McCarthy first announced the meeting to discuss the debt ceiling in a CBS «Face the Nation» interview the previous Sunday. The Speaker of the House said that the Republicans would not allow the US to default and expressed his interest in reaching an agreement with the President.

“I know the president said he doesn’t want to have any discussion, but I think it’s very important that our entire government is designed to find a compromise,” McCarthy said. «I want to find a reasonable way that we can raise the debt ceiling but take control of this rampant spending.»

The US government reached its statutory debt limit earlier this month. The Treasury Department said at the time that it had begun resorting to «extraordinary measures» to pay the bills and that there is a June 5 deadline to act or risk default.

House Republicans have been demanding spending cuts in exchange for lifting the debt ceiling and avoiding a US debt default. Party leaders, however, have not come up with a unified plan to cut spending, complicating McCarthy’s task of passing a bill with his narrow majority.
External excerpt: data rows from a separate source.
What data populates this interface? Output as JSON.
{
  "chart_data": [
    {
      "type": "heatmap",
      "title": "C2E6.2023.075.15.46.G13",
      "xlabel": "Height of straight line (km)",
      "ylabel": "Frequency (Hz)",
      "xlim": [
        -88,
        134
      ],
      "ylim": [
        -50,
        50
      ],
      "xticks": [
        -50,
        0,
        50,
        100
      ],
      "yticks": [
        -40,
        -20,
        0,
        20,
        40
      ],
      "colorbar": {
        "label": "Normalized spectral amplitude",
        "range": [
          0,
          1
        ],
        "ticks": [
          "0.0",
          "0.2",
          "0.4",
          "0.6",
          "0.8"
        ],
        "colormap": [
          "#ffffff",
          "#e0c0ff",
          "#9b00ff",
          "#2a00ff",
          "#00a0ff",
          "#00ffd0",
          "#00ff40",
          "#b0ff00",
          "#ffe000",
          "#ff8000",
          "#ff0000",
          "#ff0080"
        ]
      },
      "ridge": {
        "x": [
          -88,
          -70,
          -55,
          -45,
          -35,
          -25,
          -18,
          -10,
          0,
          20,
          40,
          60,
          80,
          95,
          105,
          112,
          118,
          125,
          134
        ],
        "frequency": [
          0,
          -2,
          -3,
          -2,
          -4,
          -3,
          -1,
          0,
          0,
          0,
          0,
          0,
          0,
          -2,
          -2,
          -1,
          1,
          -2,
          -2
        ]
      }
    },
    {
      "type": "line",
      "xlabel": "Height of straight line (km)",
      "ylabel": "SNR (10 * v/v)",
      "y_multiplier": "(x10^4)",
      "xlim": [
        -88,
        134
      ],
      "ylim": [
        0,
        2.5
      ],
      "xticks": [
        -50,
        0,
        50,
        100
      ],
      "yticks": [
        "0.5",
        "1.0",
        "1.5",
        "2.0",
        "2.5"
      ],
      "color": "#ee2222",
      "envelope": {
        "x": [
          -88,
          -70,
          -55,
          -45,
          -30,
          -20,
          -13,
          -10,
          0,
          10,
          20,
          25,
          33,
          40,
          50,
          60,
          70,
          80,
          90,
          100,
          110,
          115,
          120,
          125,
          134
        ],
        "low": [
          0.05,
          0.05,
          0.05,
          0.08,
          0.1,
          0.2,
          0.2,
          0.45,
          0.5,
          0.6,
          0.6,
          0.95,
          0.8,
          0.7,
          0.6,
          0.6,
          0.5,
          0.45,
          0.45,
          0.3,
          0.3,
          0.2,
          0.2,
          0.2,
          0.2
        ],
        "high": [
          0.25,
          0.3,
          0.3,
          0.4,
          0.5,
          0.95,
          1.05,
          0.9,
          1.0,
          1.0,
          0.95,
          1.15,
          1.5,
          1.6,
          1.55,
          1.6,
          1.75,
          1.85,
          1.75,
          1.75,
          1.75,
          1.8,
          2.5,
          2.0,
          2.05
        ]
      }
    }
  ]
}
The White House previously said there will be no negotiations and that Congress must allow the government to pay its bills. Democratic leaders in the House and Senate have endorsed Biden, demanding that McCarthy introduce his plan and pass it in the House before any discussion can take place.

“I will not let anyone use the full faith and credit of the United States as a bargaining chip,” Biden said last week, in his first major economic remarks of the year, arguing that the GOP proposals would lead to higher inflation.

McCarthy quickly chided Biden’s stance, saying he is «disappointed» but remains determined in his demand for spending cuts.

“Here’s the leader of the free world banging the table, being irresponsible, saying ‘no, no, no, just raise the limit, make us spend more.’ No. That’s not how adults act,» McCarthy told reporters on Capitol Hill last week. «Let’s find common ground and eliminate wasteful spending to protect hard-working taxpayers.»

“So the longer you wait, the more you put America’s fiscal risk at stake,” added the Speaker of the House.